Highway to Hell

Yesterday I got new cartridges for my printer, and the color cartridge didn’t work right. Through HP’s support chat I got the problem figured out and learned more about the printer I’ve had since 2019, a machine I call “Darth Printer” because it’s black and has an antipathetic personality. It’s not evil, but it’s definitely “my way or the highway, Sweet Cheeks.” Turned out the color cartridge was defective — something you can’t see from its cheery pink exoskeleton — and so a new one is on its way to me from — of all places — Calexico, CA.

It made me wonder what happened to THAT town since I last saw it a LOOOOOONNNNNGGGG time ago. I mean a REALLY long time ago — 1987. (“Is this a windup for a story, Martha? Should I get some coffee?” “Well, yeah, if you want to.”)
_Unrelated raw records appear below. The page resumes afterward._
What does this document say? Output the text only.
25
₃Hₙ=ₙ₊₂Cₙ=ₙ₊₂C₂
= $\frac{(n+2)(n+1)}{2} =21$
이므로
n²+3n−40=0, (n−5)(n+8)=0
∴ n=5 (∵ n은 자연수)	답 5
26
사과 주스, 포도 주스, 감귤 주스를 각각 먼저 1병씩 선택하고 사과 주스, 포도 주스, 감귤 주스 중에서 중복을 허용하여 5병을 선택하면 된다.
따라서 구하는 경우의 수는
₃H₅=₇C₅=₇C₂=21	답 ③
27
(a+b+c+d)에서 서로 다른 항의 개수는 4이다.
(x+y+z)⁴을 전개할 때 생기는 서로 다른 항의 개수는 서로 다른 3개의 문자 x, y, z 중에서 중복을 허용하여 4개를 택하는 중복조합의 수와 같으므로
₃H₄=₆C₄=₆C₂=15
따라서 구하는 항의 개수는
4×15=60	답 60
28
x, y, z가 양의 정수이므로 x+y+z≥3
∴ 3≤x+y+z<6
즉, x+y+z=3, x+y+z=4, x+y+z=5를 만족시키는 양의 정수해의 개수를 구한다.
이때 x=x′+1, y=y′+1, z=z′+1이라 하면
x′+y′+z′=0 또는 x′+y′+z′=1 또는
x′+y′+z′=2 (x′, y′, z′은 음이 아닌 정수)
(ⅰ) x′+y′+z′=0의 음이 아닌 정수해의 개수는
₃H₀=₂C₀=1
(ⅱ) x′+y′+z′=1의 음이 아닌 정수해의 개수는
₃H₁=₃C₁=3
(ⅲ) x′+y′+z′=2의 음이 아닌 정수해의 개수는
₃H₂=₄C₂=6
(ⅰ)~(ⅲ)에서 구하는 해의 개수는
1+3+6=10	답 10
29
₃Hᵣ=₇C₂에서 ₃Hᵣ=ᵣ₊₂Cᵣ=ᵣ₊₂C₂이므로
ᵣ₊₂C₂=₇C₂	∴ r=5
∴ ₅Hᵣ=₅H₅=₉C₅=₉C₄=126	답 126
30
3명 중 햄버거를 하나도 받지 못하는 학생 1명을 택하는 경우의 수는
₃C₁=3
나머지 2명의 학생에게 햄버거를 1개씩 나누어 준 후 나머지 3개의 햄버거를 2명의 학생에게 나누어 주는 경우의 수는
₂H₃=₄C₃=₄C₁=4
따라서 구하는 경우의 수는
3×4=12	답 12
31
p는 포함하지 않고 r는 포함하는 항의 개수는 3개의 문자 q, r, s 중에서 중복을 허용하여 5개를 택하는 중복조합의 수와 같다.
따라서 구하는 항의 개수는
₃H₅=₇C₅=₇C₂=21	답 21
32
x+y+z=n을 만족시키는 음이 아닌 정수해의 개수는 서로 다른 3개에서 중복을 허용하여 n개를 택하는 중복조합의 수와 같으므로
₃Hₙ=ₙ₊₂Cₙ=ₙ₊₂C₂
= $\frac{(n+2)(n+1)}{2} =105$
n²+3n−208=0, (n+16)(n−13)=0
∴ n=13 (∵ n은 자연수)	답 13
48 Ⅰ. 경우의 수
The Good X and I had bought our crack house in the barrio and were remodeling the bathroom. I wanted to do the counter in Talavera tile which, I knew, were less expensive in Mexico than in San Diego, so, on the 4th of July (???) we drove to Tecate. Tecate was (is?) a beautiful Mexican town in the old style with the central square. Soon after we crossed (on foot, parking on the US side) we got some adobado tacos and asked where we might find a place to buy tile. At the time there was nothing “touristy” about Tecate. The adobado seller pointed us to a plumbing store. We wandered over, enjoying the quiet vibe of this small desert town on a hot day. The beer, what, factory? was emitting steam as per usual. I like Mexico. I like speaking Spanish. I was happy.

The plumbing store was awesome and we got our tile there and sat down with the owner and his wife for some cold Jamaica (hibiscus tea). Then, with our box of tile, we headed back to the car.

The tile we bought is the one just above the bird on the branch. We picked it because it was the only one the store had enough of. 🙂 I love when I don’t have to make decisions.

What we didn’t expect was that we could not get back onto Interstate 8 for thirty minutes or so. I don’t remember why, maybe clearing an accident. “Fine,” I said to the Good X. “We can go to TJ on the Mexican highway.” It was no big deal to get to our house from Tijuana.

So, we drove across the border. Our first thought was to go west and north from there, but the highway to Tijuana was closed. Looking at Google maps today, I see that it’s got a couple of detours.

We turned onto the highway heading east into the mountains. The idea was drive to Mexicali if we had to and, if we could, take a left straight up to the California desert before then. Right…

The highway was very narrow — sometimes one lane and seriously terrifying. At the time, we were driving a Peugeot 505 STI named (appropriately) Beauty which was good. She had wonderful suspension and was not super big. The Mexican trucks, though? Big and top heavy. The “highway” wound its way through the mountains, sometimes paved, sometimes not. No guardrails or signs. More than once we backed down so a truck could get by.

After four harrowing hours we reached Mexicali, cursing ourselves for not being able to wait 30 minutes for I-8 to clear. A left turn took us to Mexicali’s sister city, Calexico (see what they did there?) and another 3 hours took us home.

I spent more time in Tecate over the years but never drove that highway again. The featured photo shows the VAST improvements on the highway since 1987.

18 thoughts on “Highway to Hell

  1. Yikes — the road and scenery look like the road to Borrego Springs — I wouldn’t want to drive that road with a lot of Mexican trucks, particularly before the improvements you mentioned. These days there are many warnings about violence along the border, too!!

    • Indirectly. The crack house financed the house in Descanso. One big regret I have is ever moving out of the crack house. It would have been paid for and I’d be in California.

      • well, there’s that, too. I recall traveling with a group of friends in med school. We’d saved a few bucks flying on prinair. We were late, one of our party had coffee spilled on him by the flight attendant who then yelled at him, the seats were terrible, etc, etc. Our refrain for the rest of the trip became “we should have flown american” Strange choices that seemed a good idea at the time.